Une solution à privilégier

ÉDITORIAL / On dit qu’il faut penser globalement et agir localement.

C’est ce qu’ont fait les 20 maires de la MRC du Granit en approuvant à l’unanimité un nouveau tracé pour la future voie de contournement ferroviaire qui aura moins d’impact pour les citoyens et le développement futur du territoire.

Il faut saluer le travail des élus, et particulièrement celui des maires des municipalités de Nantes, Frontenac et Lac-Mégantic, Jacques Breton, Gaby Gendron et Julie Morin, qui ont présenté le nouveau tracé avec, en tête, une meilleure acceptabilité sociale.

Une résolution officielle a été transmise au ministre fédéral des Transports, Marc Garneau.

Il s’agit là d’un « compromis acceptable », au dire du maire de Frontenac, Gaby Gendron, qui souligne que les élus ont consulté et été guidés par les citoyens.

Grosso modo, le nouveau tracé proposé longerait le trait-carré des terres sur le territoire de Frontenac, au lieu de les couper en deux, et contournerait l’emplacement d’un futur développement domiciliaire à Nantes.

Depuis la tragédie ferroviaire du 6 juillet 2013, qui avait fait 47 morts et détruit une bonne partie du centre-ville de Lac-Mégantic, le projet de voie de contournement a été une véritable saga, d’abord pour obtenir l’appui et l’aide financière des gouvernements provincial et fédéral, puis pour identifier un tracé acceptable.

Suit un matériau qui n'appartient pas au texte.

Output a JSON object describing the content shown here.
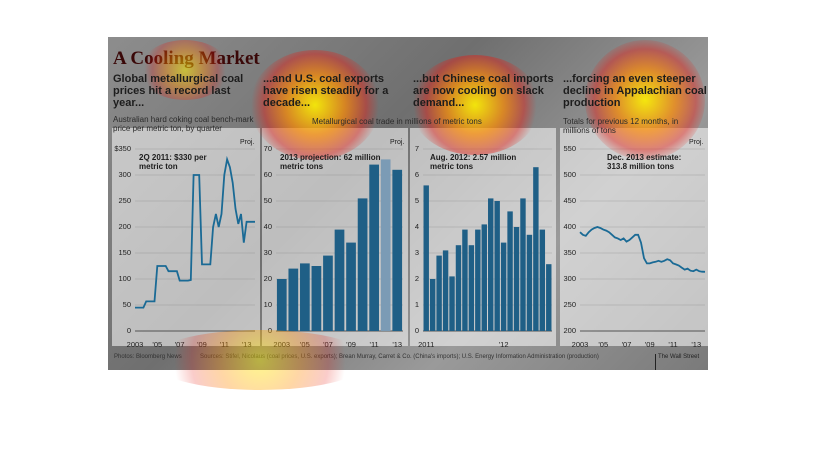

Le tracé actuellement privilégié par le Bureau d’audiences publiques sur l’environnement (BAPE) soulève l’opposition notamment à Frontenac, qui ne veut pas voir la future voie ferrée scinder des terres agricoles et forestières, et à Nantes, qui craint de perdre des terrains voués au développement résidentiel.

Le projet est complexe puisqu’il implique l’achat de terrains et des expropriations, l’accord de la Commission de protection du territoire agricole, une étude d’impact et des travaux d’ingénierie, sans compter que Québec, Ottawa et le Central Maine & Quebec Railway ont leur mot à dire.

Mais avec la proposition des élus du Granit, la balle est maintenant dans le camp d’Ottawa.

Il est impératif que le ministre Garneau porte attention à ce nouveau tracé et respecte le compromis auquel sont arrivés les 20 maires.

Ottawa ne peut ignorer qu’il s’agit là d’une solution qui émane du milieu et qui semble bénéficier d’une acceptabilité sociale.

L’enjeu est extrêmement sérieux pour la population puisque le futur chemin de fer sera là pour des décennies à venir.

La population de Lac-Mégantic doit pouvoir retrouver la paix d’esprit après le traumatisme collectif de juillet 2013.

À quelques jours du cinquième anniversaire du déraillement du convoi pétrolier de la Montreal, Maine & Atlantic, il faut rappeler que les enquêtes de santé populationnelle réalisées au cours des dernières années par la Direction de la santé publique de l’Estrie ont démontré que la population méganticoise souffre encore des séquelles de cette tragédie, notamment des manifestations de stress post-traumatique et de la détresse psychologique.

Outre la question du développement futur de la MRC du Granit, la voie de contournement fait partie du processus de guérison de la population.

Ottawa doit dire oui à la proposition des élus locaux.

Correctif 

Par ailleurs, une erreur s’est glissée dans l’éditorial du 22 juin intitulé « Se gouverner », signé par Denis Dufresne, au sujet de Sherbrooke Innopole. Contrairement à ce qui a été écrit, la vérificatrice générale de la Ville de Sherbrooke, Andrée Cossette, n’a pas recommandé la mise en place d’indicateurs de performance et que soient précisé les balises en cas de conflit d’intérêts. Dans les faits, Sherbrooke Innopole dispose d’un code d’éthique qui s’applique aux employés, administrateurs, dirigeants, membres des comités et sous-traitants qui traite de ces questions. Nos excuses.